The ORIGIEN Knowledge Graph Construction and Analysis Platform provides end-to-end capabilities encompassing knowledge modeling, knowledge extraction, knowledge fusion, and knowledge analysis. It effectively supports knowledge retrieval needs in general domains as well as business graph analysis applications in the financial sector, including marketing, risk control, auditing, and anti-money laundering.

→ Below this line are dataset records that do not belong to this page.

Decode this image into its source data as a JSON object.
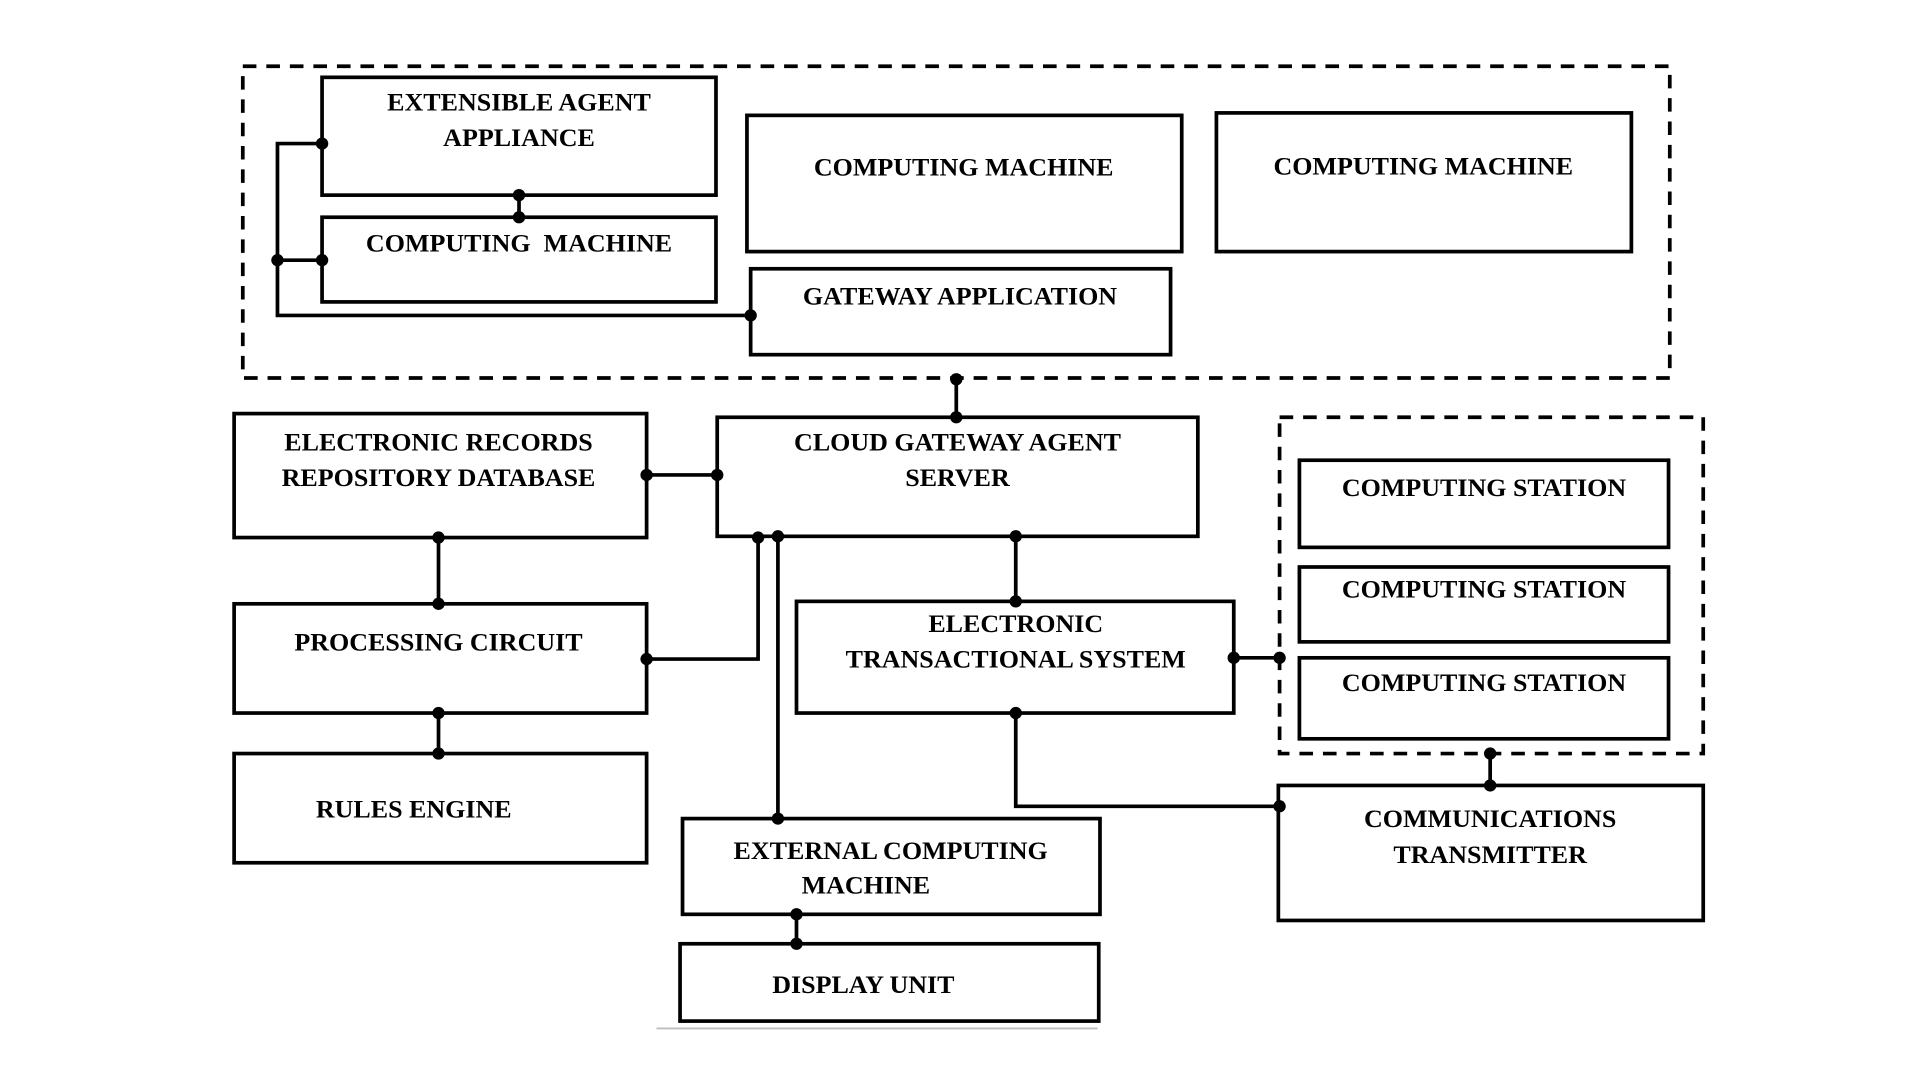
{
  "diagram": {
    "groups": [
      {
        "id": "cloud-environment",
        "style": "dashed"
      },
      {
        "id": "computing-stations-group",
        "style": "dashed"
      }
    ],
    "nodes": {
      "extensible_agent_appliance": {
        "lines": [
          "EXTENSIBLE AGENT",
          "APPLIANCE"
        ]
      },
      "computing_machine_a": {
        "lines": [
          "COMPUTING  MACHINE"
        ]
      },
      "computing_machine_b": {
        "lines": [
          "COMPUTING MACHINE"
        ]
      },
      "computing_machine_c": {
        "lines": [
          "COMPUTING MACHINE"
        ]
      },
      "gateway_application": {
        "lines": [
          "GATEWAY APPLICATION"
        ]
      },
      "electronic_records_repository_database": {
        "lines": [
          "ELECTRONIC RECORDS",
          "REPOSITORY DATABASE"
        ]
      },
      "cloud_gateway_agent_server": {
        "lines": [
          "CLOUD GATEWAY AGENT",
          "SERVER"
        ]
      },
      "processing_circuit": {
        "lines": [
          "PROCESSING CIRCUIT"
        ]
      },
      "rules_engine": {
        "lines": [
          "RULES ENGINE"
        ]
      },
      "electronic_transactional_system": {
        "lines": [
          "ELECTRONIC",
          "TRANSACTIONAL SYSTEM"
        ]
      },
      "computing_station_1": {
        "lines": [
          "COMPUTING STATION"
        ]
      },
      "computing_station_2": {
        "lines": [
          "COMPUTING STATION"
        ]
      },
      "computing_station_3": {
        "lines": [
          "COMPUTING STATION"
        ]
      },
      "external_computing_machine": {
        "lines": [
          "EXTERNAL COMPUTING",
          "MACHINE"
        ]
      },
      "display_unit": {
        "lines": [
          "DISPLAY UNIT"
        ]
      },
      "communications_transmitter": {
        "lines": [
          "COMMUNICATIONS",
          "TRANSMITTER"
        ]
      }
    },
    "edges": [
      [
        "extensible_agent_appliance",
        "computing_machine_a"
      ],
      [
        "extensible_agent_appliance",
        "gateway_application"
      ],
      [
        "computing_machine_a",
        "gateway_application"
      ],
      [
        "cloud-environment",
        "cloud_gateway_agent_server"
      ],
      [
        "electronic_records_repository_database",
        "cloud_gateway_agent_server"
      ],
      [
        "electronic_records_repository_database",
        "processing_circuit"
      ],
      [
        "processing_circuit",
        "rules_engine"
      ],
      [
        "processing_circuit",
        "cloud_gateway_agent_server"
      ],
      [
        "cloud_gateway_agent_server",
        "external_computing_machine"
      ],
      [
        "cloud_gateway_agent_server",
        "electronic_transactional_system"
      ],
      [
        "electronic_transactional_system",
        "computing-stations-group"
      ],
      [
        "electronic_transactional_system",
        "communications_transmitter"
      ],
      [
        "computing-stations-group",
        "communications_transmitter"
      ],
      [
        "external_computing_machine",
        "display_unit"
      ]
    ]
  }
}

Knowledge graphs can be applied in various business areas:
Knowledge Retrieval for Document Information | Through technologies like NLP and OCR, the platform quickly realizes text understanding and information extraction, enabling structured information to support precise business knowledge retrieval. For example, a regulatory knowledge graph built with regulatory rules and penalty information helps compliance officers in efficient information retrieval.
Anti-Money Laundering Visualization Investigation | Focused on transaction data, the system integrates internal and external data to build a comprehensive view of funds. Using techniques such as community discovery, pattern matching, and model determination, the platform effectively identifies anti-money laundering patterns and criminal groups.
Intelligent Auditing | Builds a complete graph of personal, corporate, institutional, account, transaction, and behavioral data, integrating rules, graph algorithms, and machine learning to effectively mine audit clues hidden within vast amounts of customer information and business data.
Industry Chain Analysis | Integrates internal and external data across industry supply chains, corporate equity, and investments to build a panoramic map of industries and business networks. It provides in-depth business analysis capabilities for investment research, asset management, and investment banking, such as relationship analysis, event propagation, customer acquisition marketing, and sentiment risk control.
Quickly extract information and structure knowledge, achieving efficient compliance information retrieval through the construction of regulatory knowledge graphs.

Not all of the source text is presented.